Meu pai nos guia até um homem moreno de cabelos e olhos negros. O homem é lindo. Ele olha friamente para nós. Está sentado em uma poltrona luxuosa de couro. Ao seu lado está uma mulher de cabelos pretos longos e olhos azuis. Ele prende sua cintura com o braço. Seus olhos muitos negros parecem quase sem alma. Ele usa um terno sob medida preto e ela está elegantemente vestida com um vestido vermelho justo.
— Matriarca. – Meu pai diz suavemente. É estranho ver ele se curvar para alguém tão jovem. O homem ergue a sobrancelha e o olha fixamente.
— Meu nome é Dante. Vamos usar ele a partir de agora. Eu sou o chefe, mas não serei chamado de matriarca. – Ele diz. Sua voz grave e forte.
— Como quiser Dante. – meu pai diz. Outra vez suavemente.
— Essa é minha esposa Alexandra. – ele diz rigidamente. Ela sorri suavemente para nós. Eles são bonitos separados, mais ainda juntos. Parecem a realeza na minha frente. Estou impressionada.
— É um prazer conhecer vocês. — Alexandra diz com suavidade.
— Dante. Eu gostaria de falar com você em particular. Eu tinha alguns assuntos com seu pai. – Dante assente. Ele se levanta em toda sua altura. Ele tem ombros largos e é impressionantemente alto, e isso se destaca mais quando puxa sua mulher possessivamente ao seu lado. Ela é pequena.
— Vamos ao meu escritório.
Seguimos até um escritório amplo com janelas altas e claras. Ele se senta em uma cadeira tão majestosa quanto a poltrona da sala. Logo depois dois homens entram. Um é parecido com Dante. O cabelo um pouco mais claro. Os olhos também. A pele um pouco menos bronzeada. Mas ele é tão grande quanto. E eu sei que é seu irmão.

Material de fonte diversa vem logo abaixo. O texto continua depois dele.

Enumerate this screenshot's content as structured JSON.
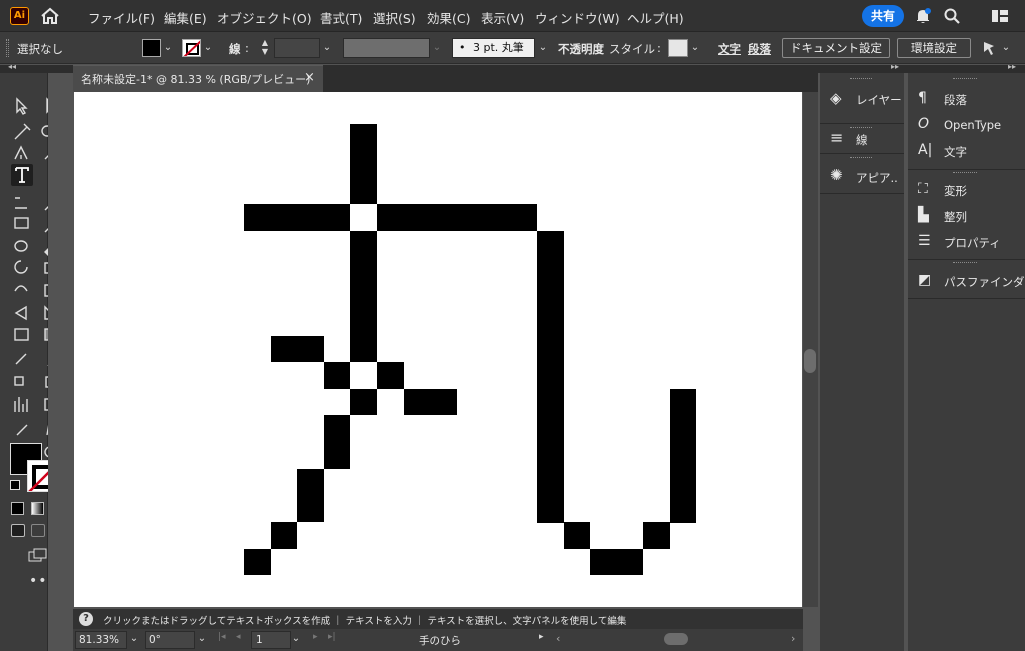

O outro. Prendo o ar nos pulmões quando o vejo. É provavelmente o homem mais bonito que eu já vi. Cabelos dourados, olhos azuis cristalinos. Lábios vermelhos e cheios. Ele se veste inteiro de preto. Dá para ver seus músculos através das roupas aparentes. Engulo seco. Deus! Que homem.

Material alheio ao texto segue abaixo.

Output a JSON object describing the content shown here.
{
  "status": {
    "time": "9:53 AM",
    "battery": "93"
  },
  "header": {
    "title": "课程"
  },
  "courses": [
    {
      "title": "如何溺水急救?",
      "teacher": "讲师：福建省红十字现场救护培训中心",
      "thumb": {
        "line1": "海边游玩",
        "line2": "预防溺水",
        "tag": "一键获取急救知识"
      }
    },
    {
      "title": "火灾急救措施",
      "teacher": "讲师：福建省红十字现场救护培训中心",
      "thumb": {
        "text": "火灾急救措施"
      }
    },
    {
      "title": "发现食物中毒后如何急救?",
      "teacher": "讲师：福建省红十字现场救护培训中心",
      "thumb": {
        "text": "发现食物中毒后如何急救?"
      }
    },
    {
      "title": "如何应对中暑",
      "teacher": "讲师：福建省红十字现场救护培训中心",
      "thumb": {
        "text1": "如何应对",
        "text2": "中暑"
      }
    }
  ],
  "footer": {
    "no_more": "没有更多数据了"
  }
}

— Vá direto ao assunto, Rien.
— Eu e seu pai temos muitos negócios...
— Sim, eu estou ciente disso. E você é respeitado nessa sociedade como tal Rien. Mas qual é o assunto?
— Seu pai, disse que iria propor um casamento. – Dante o encara por um momento.

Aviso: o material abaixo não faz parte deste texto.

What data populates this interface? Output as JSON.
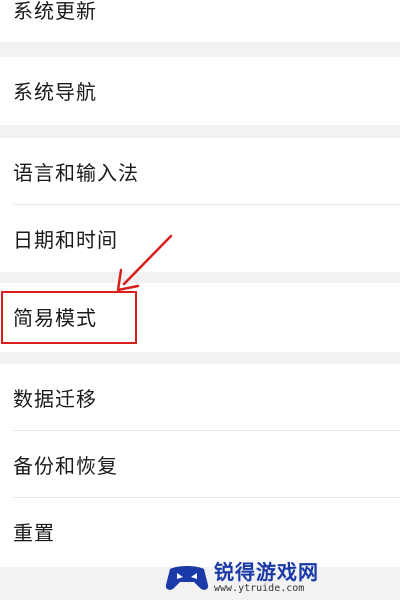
{
  "settings": {
    "items": [
      {
        "label": "系统更新"
      },
      {
        "label": "系统导航"
      },
      {
        "label": "语言和输入法"
      },
      {
        "label": "日期和时间"
      },
      {
        "label": "简易模式"
      },
      {
        "label": "数据迁移"
      },
      {
        "label": "备份和恢复"
      },
      {
        "label": "重置"
      }
    ]
  },
  "annotation": {
    "highlight_color": "#d91e1e",
    "highlighted_item": "简易模式"
  },
  "watermark": {
    "title": "锐得游戏网",
    "url": "www.ytruide.com",
    "brand_color": "#1a3aa8"
  }
}
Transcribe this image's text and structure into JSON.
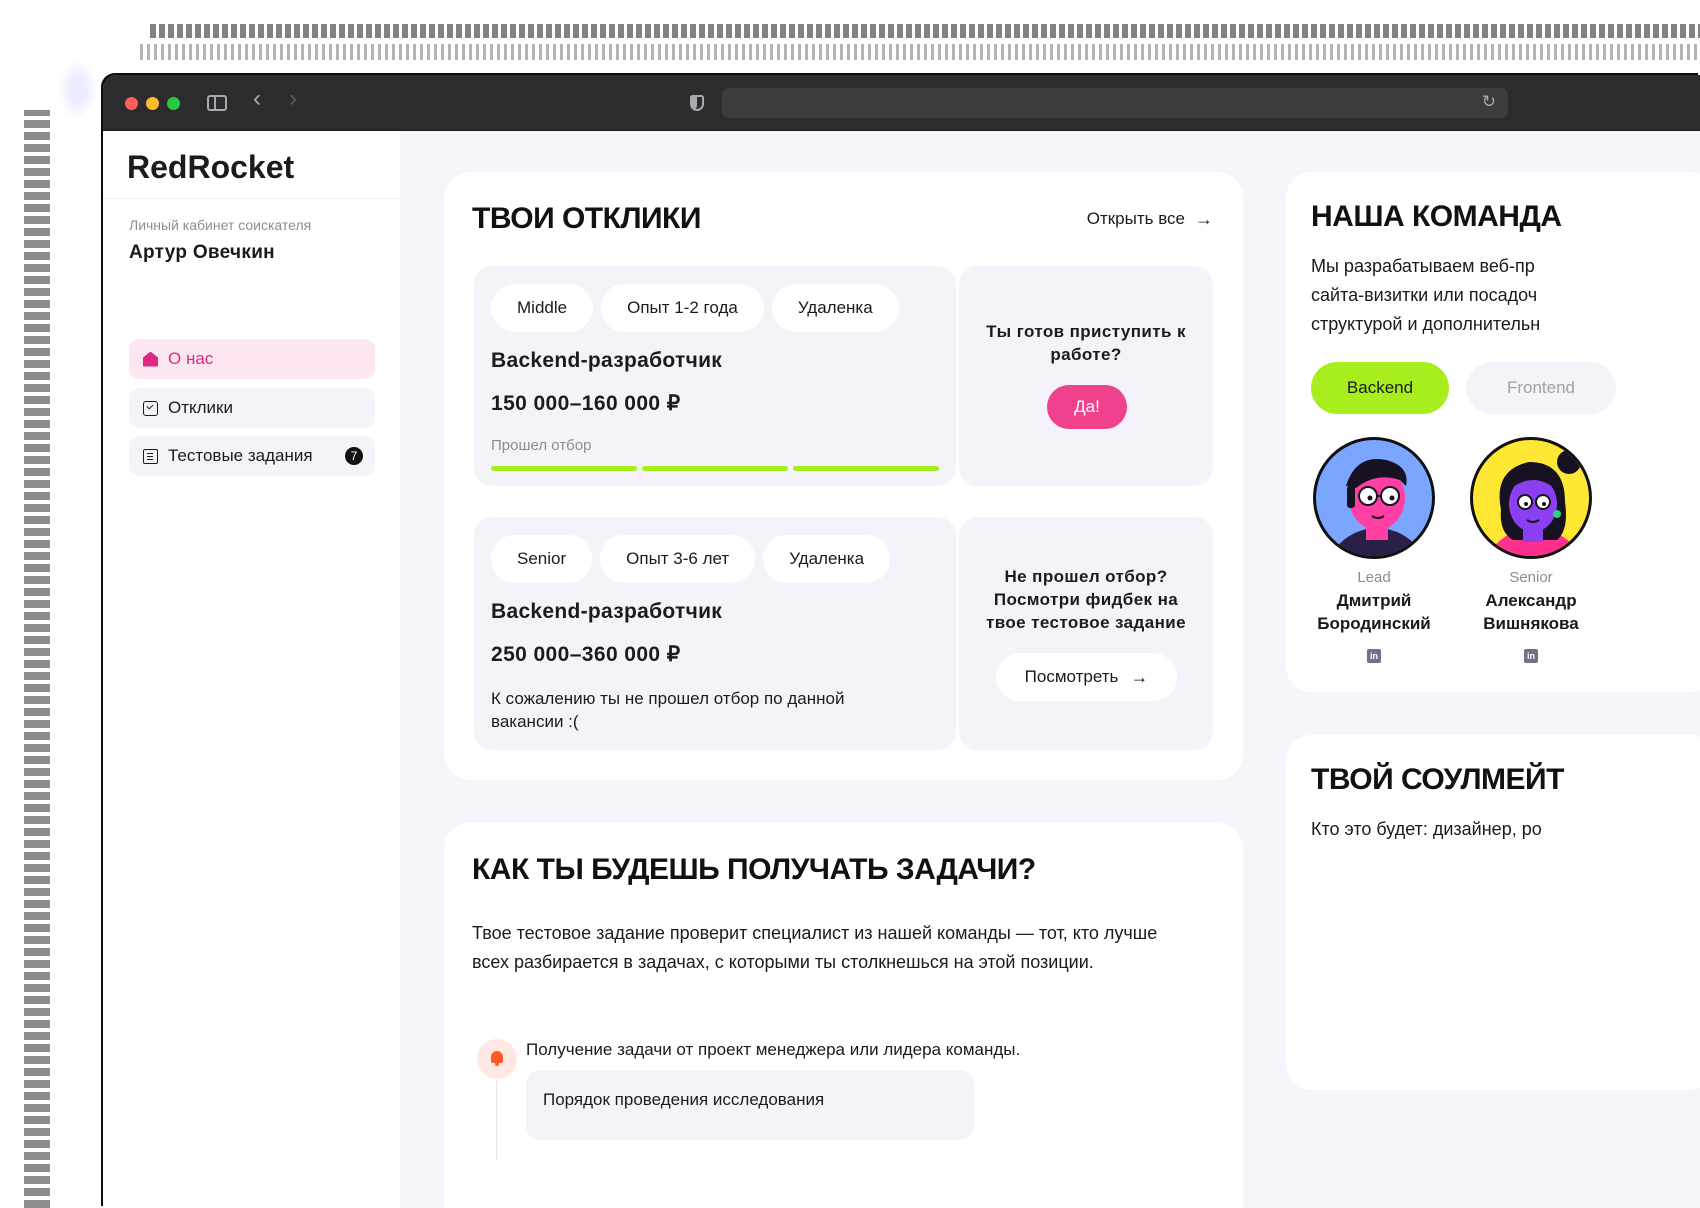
{
  "browser": {
    "url": ""
  },
  "sidebar": {
    "logo": "RedRocket",
    "caption": "Личный кабинет соискателя",
    "user": "Артур Овечкин",
    "items": [
      {
        "label": "О нас",
        "icon": "home-icon",
        "active": true
      },
      {
        "label": "Отклики",
        "icon": "checkbox-icon",
        "active": false
      },
      {
        "label": "Тестовые задания",
        "icon": "clipboard-icon",
        "active": false,
        "badge": "7"
      }
    ]
  },
  "responses": {
    "title": "ТВОИ ОТКЛИКИ",
    "open_all": "Открыть все",
    "vacancies": [
      {
        "chips": [
          "Middle",
          "Опыт 1-2 года",
          "Удаленка"
        ],
        "title": "Backend-разработчик",
        "salary": "150 000–160 000 ₽",
        "status": "Прошел отбор",
        "progress_done": 3,
        "progress_total": 3,
        "side_question": "Ты готов приступить к работе?",
        "side_button": "Да!"
      },
      {
        "chips": [
          "Senior",
          "Опыт 3-6 лет",
          "Удаленка"
        ],
        "title": "Backend-разработчик",
        "salary": "250 000–360 000 ₽",
        "note": "К сожалению ты не прошел отбор по данной вакансии :(",
        "side_question": "Не прошел отбор? Посмотри фидбек на твое тестовое задание",
        "side_button": "Посмотреть"
      }
    ]
  },
  "how": {
    "title": "КАК ТЫ БУДЕШЬ ПОЛУЧАТЬ ЗАДАЧИ?",
    "text": "Твое тестовое задание проверит специалист из нашей команды — тот, кто лучше всех разбирается в задачах, с которыми ты столкнешься на этой позиции.",
    "step": "Получение задачи от проект менеджера или лидера команды.",
    "sub_step": "Порядок проведения исследования"
  },
  "team": {
    "title": "НАША КОМАНДА",
    "text_lines": [
      "Мы разрабатываем веб-пр",
      "сайта-визитки или посадоч",
      "структурой и дополнительн"
    ],
    "tabs": [
      "Backend",
      "Frontend"
    ],
    "members": [
      {
        "role": "Lead",
        "name_line1": "Дмитрий",
        "name_line2": "Бородинский"
      },
      {
        "role": "Senior",
        "name_line1": "Александр",
        "name_line2": "Вишнякова"
      }
    ]
  },
  "soulmate": {
    "title": "ТВОЙ СОУЛМЕЙТ",
    "text": "Кто это будет: дизайнер, ро"
  },
  "colors": {
    "accent_pink": "#f0418e",
    "accent_green": "#a8ee1f",
    "page_bg": "#f6f5fc"
  }
}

— E o que você sugere? Eu estou casado, meu irmão está casado e tem uma criança. Nenhum de nós quer ser um bígamo. Nossas mulheres nos enfiariam balas na cabeça.
— Não, ele estava negociando com Angus. Por Harley.
— Como pode ver eu não sou meu pai. E eu não negocio mais casamentos como forma de negócio. – ele diz calmamente enquanto arrasta a mão pelo braço de sua esposa, mesmo que eu ache que ele nem percebe quando faz isso. Espere? Casamento? É por isso que estou aqui? Quem é Harley?
Quero dizer, eu estou conformada, eu sabia que em algum momento esse dia chegaria, estava ciente o tempo todo, mas eu só tenho dezoito anos!